Dem Virus zum Opfer gefallen ist auch die 30. Auflage des Hannover-Marathons an diesem Sonntag, bei dem die Northeimer den Halbmarathon absolvieren wollten. Die Veranstalter haben als Ersatz zum „stay at home marathon“ aufgerufen. Dafür wurden jedem angemeldeten Läufer vorab die Startnummer und die Teilnehmer-Medaille zugeschickt und er läuft nun eine Strecke seiner Wahl allein in seiner Heimat.

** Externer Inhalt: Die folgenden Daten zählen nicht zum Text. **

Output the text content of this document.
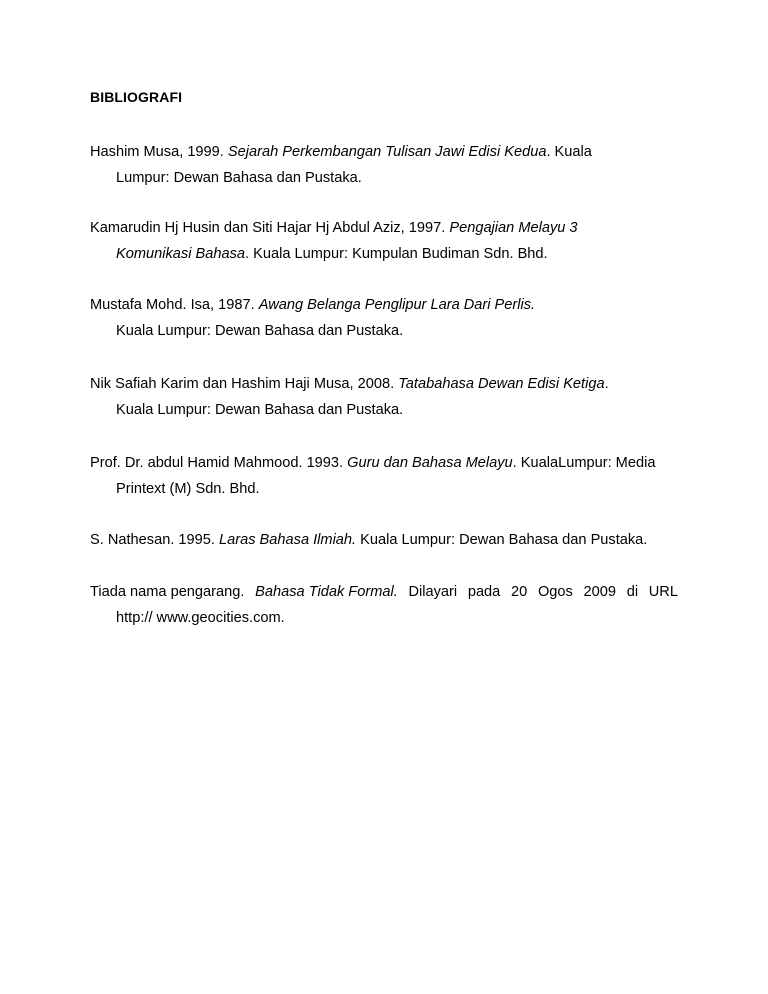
BIBLIOGRAFI
Hashim Musa, 1999. Sejarah Perkembangan Tulisan Jawi Edisi Kedua. Kuala
Lumpur: Dewan Bahasa dan Pustaka.
Kamarudin Hj Husin dan Siti Hajar Hj Abdul Aziz, 1997. Pengajian Melayu 3
Komunikasi Bahasa. Kuala Lumpur: Kumpulan Budiman Sdn. Bhd.
Mustafa Mohd. Isa, 1987. Awang Belanga Penglipur Lara Dari Perlis.
Kuala Lumpur: Dewan Bahasa dan Pustaka.
Nik Safiah Karim dan Hashim Haji Musa, 2008. Tatabahasa Dewan Edisi Ketiga.
Kuala Lumpur: Dewan Bahasa dan Pustaka.
Prof. Dr. abdul Hamid Mahmood. 1993. Guru dan Bahasa Melayu. KualaLumpur: Media
Printext (M) Sdn. Bhd.
S. Nathesan. 1995. Laras Bahasa Ilmiah. Kuala Lumpur: Dewan Bahasa dan Pustaka.
Tiada nama pengarang. Bahasa Tidak Formal. Dilayari pada 20 Ogos 2009 di URL
http:// www.geocities.com.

Christa und Günter Tondock werden diesem Aufruf folgen. Möglicherweise im Wieter, wo sie gerne trainieren. Im vergangenen Jahr haben sie dort auch einen Wettbewerb absolviert: die Premiere des Wieter-Trail-Runs beim Northeimer Stadtlauf. Günter Tondock: „Da haben wir Ecken erlebt, die wir noch gar nicht kannten.“

Gerne nehmen die beiden auch an Triathlon-Wettbewerben teil. Ihr schönstes Erlebnis war der Hamburg-Triathlon über die olympische Distanz mit 1,5 Kilometern Schwimmen, 40 Kilometern Radfahren und einem Zehn-Kilometer-Lauf. Vom Schwimmen in der Binnen- und Außenalster schwärmen sie jetzt noch. Christa Tondock: „Jedes Mal, wenn wir unsere Tochter in Hamburg besuchen, sagen wir heute noch: Da sind wir lang geschwommen.“

Die Ergebnisse sind für die beiden nicht wichtig. Christa Tondock: „Ich bin oft relativ weit vorn dabei, weil es in meiner Altersklasse nicht mehr so viele Starter gibt.“ Im Vordergrund steht ganz klar der Spaß. Gelegen kommt den beiden, dass sie ähnlich schnell sind. Günter Tondocks Marathonbestzeit liegt bei 3:38 Stunden, Christa Tondocks bei 3:45 Stunden. „Und wenn du mich mal überholst, dann repariere ich dein Rad einfach nicht mehr“, sagt Günter Tondock augenzwinkernd.

Auch im Urlaub verzichten sie nicht auf Sport, wenn schon morgens geschwommen wird. Dass das Frühstück hinterher besonders gut schmeckt, ist klar. Und was machen die Tondocks, wenn sie nicht sportlich unterwegs sind? Dann gibt es zur Entspannung Yoga.